Local Invariance of Divergence-based Quantum Information Measures
Christopher Popp, Tobias C. Sutter, Beatrix C. Hiesmayr
TL;DR
This work develops a unified approach to quantum information measures built from generalized divergences, applicable to both asymptotic and one-shot settings, and proves their invariance under local transformations. By introducing a reversal channel for local isometries and leveraging the data-processing inequality, the authors establish precise invariance results for several divergence-based quantities, distinguishing which types remain invariant under all local isometries and which require a unitary on one subsystem. The framework defines multiple information quantity types using a smoothing environment $B^{\varepsilon}(\rho)$ and the sine-distance based smoothing $B_P^{\varepsilon}(\rho)$, and shows that these invariances hold without committing to a particular divergence form.
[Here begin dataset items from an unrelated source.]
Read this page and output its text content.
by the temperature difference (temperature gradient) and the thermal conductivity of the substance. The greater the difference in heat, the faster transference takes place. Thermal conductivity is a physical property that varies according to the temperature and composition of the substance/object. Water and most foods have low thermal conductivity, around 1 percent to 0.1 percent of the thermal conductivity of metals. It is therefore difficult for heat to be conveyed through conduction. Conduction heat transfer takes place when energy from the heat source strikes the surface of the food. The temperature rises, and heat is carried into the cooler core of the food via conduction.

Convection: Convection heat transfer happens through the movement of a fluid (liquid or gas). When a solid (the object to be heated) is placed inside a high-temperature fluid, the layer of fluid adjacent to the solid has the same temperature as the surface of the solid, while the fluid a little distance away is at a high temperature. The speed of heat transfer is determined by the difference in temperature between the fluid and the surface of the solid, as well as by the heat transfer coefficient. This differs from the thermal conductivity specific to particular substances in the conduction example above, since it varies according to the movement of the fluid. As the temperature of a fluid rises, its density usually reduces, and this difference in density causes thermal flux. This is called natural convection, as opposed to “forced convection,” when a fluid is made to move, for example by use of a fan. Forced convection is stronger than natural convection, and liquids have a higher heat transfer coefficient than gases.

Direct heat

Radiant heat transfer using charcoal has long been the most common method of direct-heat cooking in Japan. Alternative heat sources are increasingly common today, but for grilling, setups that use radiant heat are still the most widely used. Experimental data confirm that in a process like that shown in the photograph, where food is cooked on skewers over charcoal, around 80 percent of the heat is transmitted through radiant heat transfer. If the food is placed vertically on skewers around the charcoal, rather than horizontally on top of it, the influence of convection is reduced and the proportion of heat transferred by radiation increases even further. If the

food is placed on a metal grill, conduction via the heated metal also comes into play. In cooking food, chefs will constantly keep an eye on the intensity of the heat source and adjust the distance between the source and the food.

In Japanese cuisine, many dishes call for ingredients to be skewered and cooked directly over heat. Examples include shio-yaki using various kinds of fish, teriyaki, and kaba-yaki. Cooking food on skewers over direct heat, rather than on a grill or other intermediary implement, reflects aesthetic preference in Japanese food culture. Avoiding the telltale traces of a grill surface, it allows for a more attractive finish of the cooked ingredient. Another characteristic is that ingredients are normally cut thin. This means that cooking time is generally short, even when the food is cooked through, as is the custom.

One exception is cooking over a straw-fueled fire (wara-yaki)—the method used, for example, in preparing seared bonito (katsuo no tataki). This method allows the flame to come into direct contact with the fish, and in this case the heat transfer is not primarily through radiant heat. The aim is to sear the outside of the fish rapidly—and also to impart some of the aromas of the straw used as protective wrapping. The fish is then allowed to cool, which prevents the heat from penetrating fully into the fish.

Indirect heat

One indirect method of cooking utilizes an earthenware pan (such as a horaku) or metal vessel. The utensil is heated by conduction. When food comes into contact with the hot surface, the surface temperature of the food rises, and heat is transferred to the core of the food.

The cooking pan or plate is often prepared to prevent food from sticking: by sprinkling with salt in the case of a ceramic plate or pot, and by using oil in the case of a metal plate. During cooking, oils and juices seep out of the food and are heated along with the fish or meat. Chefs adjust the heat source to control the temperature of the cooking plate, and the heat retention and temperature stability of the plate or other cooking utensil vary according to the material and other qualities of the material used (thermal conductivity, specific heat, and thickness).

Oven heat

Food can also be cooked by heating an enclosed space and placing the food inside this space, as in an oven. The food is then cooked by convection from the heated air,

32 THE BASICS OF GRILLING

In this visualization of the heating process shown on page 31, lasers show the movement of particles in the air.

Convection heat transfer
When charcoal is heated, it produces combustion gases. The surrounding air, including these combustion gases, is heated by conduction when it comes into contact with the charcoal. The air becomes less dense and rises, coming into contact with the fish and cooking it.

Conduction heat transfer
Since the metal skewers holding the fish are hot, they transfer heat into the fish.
These invariances can simplify computation and optimization of quantum information protocols, enabling state reductions and protocol design that preserve key invariant measures.
Abstract
Quantum information quantities, such as mutual information and entropies, are essential for characterizing quantum systems and protocols in quantum information science. In this contribution, we identify types of information measures based on generalized divergences and prove their invariance under local isometric or unitary transformations. Leveraging the reversal channel for local isometries together with the data processing inequality, we establish invariance for information quantities used in both asymptotic and one-shot regimes without relying on the specific functional form of the underlying divergence. These invariances can be applied to improve the computation of such information quantities or optimize protocols and their output states whose performance is determined by some invariant measure. Our results improve the capability to characterize and compute many operationally relevant information measures with application across the field of quantum information processing.